We talked about needing a set of shared principles and I think this as well as a mission statement would be important.
I have added my brief slides below.
One aspect of this that I felt was important. This should not be seen or labelled as a budget/cost-saving option. The true benefit (and focus) should be on the opportunity to have tools that are truly designed to be interoperable and built from the ground up to meet the needs of our patients, clinicians and the service. By doing it in this way it can encourage true open collaboration between teams from across the country where solutions to problems can be more easily shared and implemented elsewhere.

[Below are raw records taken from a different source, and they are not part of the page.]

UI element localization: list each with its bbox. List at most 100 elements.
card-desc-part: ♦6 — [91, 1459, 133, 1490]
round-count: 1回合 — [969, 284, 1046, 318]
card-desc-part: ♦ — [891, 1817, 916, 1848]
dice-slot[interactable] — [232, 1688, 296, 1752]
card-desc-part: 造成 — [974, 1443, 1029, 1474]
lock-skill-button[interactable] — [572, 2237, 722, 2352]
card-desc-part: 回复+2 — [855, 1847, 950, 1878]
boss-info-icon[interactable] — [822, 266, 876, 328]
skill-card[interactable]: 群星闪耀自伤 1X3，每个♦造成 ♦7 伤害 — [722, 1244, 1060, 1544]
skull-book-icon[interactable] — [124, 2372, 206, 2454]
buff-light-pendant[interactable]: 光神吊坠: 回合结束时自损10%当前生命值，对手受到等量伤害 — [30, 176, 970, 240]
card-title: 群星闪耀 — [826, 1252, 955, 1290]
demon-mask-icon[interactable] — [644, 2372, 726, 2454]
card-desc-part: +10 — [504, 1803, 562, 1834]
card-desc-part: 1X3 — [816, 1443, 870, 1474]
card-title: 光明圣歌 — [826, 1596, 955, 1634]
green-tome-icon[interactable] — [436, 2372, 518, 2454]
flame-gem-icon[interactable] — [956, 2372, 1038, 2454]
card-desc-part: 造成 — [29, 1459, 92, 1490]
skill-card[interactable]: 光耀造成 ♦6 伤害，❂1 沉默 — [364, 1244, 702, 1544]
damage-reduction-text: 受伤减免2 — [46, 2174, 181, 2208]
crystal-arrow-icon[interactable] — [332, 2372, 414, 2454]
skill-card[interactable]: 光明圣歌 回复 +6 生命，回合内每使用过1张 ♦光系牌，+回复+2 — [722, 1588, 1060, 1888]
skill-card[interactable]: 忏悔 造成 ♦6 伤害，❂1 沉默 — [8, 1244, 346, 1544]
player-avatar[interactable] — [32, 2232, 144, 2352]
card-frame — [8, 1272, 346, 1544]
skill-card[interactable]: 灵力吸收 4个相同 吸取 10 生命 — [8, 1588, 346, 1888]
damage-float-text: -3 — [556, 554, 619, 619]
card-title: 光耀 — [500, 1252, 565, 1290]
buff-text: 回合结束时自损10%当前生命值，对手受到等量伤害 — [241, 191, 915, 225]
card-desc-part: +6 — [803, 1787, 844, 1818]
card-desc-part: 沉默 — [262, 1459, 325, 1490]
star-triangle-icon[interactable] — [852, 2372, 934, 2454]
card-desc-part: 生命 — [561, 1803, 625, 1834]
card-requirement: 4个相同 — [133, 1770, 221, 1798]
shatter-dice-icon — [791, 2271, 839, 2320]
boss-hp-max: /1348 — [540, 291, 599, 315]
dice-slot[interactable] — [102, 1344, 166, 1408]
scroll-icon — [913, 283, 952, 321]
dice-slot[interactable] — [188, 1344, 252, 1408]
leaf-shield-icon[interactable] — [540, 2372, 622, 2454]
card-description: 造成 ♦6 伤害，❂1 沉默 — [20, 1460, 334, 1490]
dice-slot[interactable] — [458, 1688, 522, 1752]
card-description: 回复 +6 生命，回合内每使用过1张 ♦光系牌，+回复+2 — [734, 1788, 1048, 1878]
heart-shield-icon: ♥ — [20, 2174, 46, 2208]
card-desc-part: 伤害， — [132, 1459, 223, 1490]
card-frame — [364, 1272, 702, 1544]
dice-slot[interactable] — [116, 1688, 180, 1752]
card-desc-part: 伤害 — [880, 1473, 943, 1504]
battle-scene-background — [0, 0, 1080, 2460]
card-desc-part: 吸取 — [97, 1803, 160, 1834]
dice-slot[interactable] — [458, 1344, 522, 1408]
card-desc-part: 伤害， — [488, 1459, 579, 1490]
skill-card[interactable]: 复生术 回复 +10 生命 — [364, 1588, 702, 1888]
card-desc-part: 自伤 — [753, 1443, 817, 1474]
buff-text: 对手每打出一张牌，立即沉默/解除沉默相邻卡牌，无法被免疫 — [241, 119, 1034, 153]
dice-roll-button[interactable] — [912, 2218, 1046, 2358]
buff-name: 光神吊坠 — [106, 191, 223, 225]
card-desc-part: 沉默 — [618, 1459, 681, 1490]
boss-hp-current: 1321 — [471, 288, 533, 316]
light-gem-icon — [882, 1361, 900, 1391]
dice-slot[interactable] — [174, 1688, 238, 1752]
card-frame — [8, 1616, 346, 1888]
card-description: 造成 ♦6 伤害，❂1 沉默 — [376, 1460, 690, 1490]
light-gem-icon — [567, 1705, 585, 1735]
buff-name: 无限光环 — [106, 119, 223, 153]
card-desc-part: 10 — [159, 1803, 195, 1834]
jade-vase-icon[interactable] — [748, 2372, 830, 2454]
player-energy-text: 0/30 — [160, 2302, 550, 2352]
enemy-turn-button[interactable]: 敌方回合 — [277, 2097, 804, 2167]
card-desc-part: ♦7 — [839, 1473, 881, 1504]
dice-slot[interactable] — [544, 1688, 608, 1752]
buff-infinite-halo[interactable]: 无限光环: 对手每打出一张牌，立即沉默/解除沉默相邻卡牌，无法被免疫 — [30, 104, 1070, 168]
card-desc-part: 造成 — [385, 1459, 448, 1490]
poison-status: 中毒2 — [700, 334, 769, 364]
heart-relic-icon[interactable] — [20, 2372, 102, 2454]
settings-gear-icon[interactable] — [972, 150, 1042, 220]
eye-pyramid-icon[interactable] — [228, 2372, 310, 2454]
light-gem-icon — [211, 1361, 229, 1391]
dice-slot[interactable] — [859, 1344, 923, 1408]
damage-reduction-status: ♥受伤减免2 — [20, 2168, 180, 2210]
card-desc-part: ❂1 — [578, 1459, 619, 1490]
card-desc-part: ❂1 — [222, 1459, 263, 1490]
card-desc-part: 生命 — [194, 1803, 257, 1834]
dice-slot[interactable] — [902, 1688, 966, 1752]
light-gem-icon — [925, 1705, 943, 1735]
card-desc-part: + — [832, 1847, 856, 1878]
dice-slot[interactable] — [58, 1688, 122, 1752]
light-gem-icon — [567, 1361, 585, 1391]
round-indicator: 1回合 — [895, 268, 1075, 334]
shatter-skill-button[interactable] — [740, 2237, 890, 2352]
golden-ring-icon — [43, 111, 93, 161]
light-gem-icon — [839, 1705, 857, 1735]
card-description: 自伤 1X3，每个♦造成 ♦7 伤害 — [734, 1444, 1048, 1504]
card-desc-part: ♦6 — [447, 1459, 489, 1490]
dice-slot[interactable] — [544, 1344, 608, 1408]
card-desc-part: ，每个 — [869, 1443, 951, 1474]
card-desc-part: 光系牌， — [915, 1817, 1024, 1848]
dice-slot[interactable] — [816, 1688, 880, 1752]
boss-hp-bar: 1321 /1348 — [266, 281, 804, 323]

We were keen to keep the momentum going so plan to meet again on Thursday 14th May 18:30-19:30. Please join if you were not able to make it to our first meeting or reach out/post here if you have ideas you would like to discuss.
It’s a lot easier to make existing EPR’s appear to be the same in APIs and Events layers.
Focusing on the database is a lot harder - you have too many people, organisations and care settings to agree. This is how central NHS approaches data (and interoperability) standards - we don’t have that many API and Event standards. Central NHS may alter it’s approach from GP to Patient but it will be mostly the same design.
The former style is quite widespread in secondary care and working quite well. It is strongly focused around the patient pathway instead of EHR databases.